VIENNA

In Austria con il Comitato per la causa del Beato Marco

 

Visita a sorpresa ai pellegrini del card. Schönborn

 

   Cinquanta pellegrini provenienti da diverse zone del Triveneto hanno celebrato il decennale della beatificazione di Padre Marco muovendosi sui luoghi più significativi della missione religioso-storica svolta dal cappuccino nell’Europa della seconda metà del 1600. Tappe del pellegrinaggio sono state il santuario di Mariazell nell’alta Stiria e Vienna, compresa la collina del Kahlenberg dove il 12 settembre 1683 si svolse la storica battaglia che risolse il pesante assedio con cui l’esercito dei Turchi stringeva la capitale dell’impero asburgico, minacciando gran parte dell’Europa centrale.

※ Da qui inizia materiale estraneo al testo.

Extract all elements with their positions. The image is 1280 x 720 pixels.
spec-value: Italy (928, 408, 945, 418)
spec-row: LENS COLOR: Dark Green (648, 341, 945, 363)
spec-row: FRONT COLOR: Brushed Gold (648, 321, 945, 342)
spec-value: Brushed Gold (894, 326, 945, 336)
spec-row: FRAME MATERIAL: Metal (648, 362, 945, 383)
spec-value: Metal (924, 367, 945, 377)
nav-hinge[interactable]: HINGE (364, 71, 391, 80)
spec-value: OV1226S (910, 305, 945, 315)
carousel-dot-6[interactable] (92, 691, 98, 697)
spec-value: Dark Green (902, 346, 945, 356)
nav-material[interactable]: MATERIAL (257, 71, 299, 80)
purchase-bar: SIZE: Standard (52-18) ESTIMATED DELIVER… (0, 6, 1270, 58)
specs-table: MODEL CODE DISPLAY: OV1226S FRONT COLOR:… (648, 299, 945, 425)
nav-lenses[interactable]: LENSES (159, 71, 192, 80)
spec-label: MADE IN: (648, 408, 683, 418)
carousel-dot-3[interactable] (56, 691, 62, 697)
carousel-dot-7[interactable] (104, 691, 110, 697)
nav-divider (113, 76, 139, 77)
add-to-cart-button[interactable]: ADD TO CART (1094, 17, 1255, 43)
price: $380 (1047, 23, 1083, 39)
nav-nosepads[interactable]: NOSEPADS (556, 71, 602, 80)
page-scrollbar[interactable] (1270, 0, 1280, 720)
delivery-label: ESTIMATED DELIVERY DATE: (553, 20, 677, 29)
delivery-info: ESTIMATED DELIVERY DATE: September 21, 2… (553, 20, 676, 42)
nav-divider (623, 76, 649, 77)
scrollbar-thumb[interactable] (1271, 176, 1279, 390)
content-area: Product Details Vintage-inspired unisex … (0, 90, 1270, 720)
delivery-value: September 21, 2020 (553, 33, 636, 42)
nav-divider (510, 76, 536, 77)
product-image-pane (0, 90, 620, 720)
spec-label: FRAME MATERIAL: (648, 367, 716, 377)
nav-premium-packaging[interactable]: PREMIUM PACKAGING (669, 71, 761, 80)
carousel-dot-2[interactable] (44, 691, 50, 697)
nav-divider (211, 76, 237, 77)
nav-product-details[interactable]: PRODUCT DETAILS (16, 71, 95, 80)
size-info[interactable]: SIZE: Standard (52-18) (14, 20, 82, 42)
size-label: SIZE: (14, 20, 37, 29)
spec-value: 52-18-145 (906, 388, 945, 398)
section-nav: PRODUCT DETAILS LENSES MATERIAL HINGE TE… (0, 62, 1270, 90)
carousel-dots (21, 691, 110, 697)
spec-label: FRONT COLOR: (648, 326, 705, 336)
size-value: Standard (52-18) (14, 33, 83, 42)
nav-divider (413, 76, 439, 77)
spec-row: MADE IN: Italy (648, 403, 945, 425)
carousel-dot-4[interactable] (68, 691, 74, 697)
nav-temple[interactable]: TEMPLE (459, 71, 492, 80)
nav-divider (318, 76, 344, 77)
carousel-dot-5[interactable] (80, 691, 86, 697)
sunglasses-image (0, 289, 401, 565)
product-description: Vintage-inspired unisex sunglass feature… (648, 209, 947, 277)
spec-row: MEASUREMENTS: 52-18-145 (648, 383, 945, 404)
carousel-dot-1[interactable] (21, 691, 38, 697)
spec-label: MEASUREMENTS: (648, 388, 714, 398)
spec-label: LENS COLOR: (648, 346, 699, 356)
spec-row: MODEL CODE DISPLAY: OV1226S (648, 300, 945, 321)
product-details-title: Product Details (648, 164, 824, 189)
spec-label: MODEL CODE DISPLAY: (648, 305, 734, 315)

   Nella foto l’incontro a sorpresa con il cardinale arcivescovo Christoph Schönborn, venuto a piedi, da solo, a salutare i devoti del beato e il vescovo padre Flavio Roberto Carraro che li guidava insieme al presidente del Comitato per la causa di Padre Marco Gianni Strasiotto. Il porporato ha condiviso con i presenti l’anelito per la canonizzazione del beato, scopo primo del comitato, indicato come irrinunciabile da padre Carraro, che dell’Ordine Cappuccino è stato ministro generale. “Avrei voluto farmi cappuccino anch’io”, gli ha confidato il cardinale, che appartiene all’ordine “parallelo” dei Frati Domenicani. Schönborn ha benedetto inoltre con tanta gioia il ritratto del beato opera di Andrea Susanna, donato dal comitato alla chiesa degli italiani di Vienna, situata in un posto “strategico” della capitale: è infatti circondata dalle sedi della presidenza della repubblica, del governo federale, dei ministeri degli esteri, interni, cultura e istruzione. Il cardinale, uno dei massimi teologi, allievo di Ratzinger e incaricato da lui della preparazione del Catechismo della Chiesa Cattolica, ha scherzato anche sul conclave (nel quale era tra i più in vista) e ha definito un grande regalo l’elezione di papa Francesco.

   Intensa la celebrazione animata dal vescovo padre Flavio con i frati d’Austria presso la tomba del Beato Marco nella Kapuzinerkirche: accompagnamento di musiche di Mozart, e a seguire collocazione di una corona da parte del comitato raccoltosi tutt’attorno alla tomba; quindi sosta di gruppo davanti al grandioso monumento all’esterno, rinfresco in convento e visita alle tombe imperiali. La messa con i connazionali nella Minoritenkirche – elevata l’omelia dell’emerito vescovo di Verona – si è conclusa con una sorta di “lascito-pegno” a questi ultimi: una reliquia del “nostro” e “loro” Padre Marco, definito “un italiano a Vienna”. Qui saranno sempre di casa quanti, di passaggio a Vienna, vorranno unirsi alla celebrazione domenicale delle ore 11 nella nostra lingua, accolti dai padri conventuali e dalla Congregazione italiana presieduta da Daniela Panella.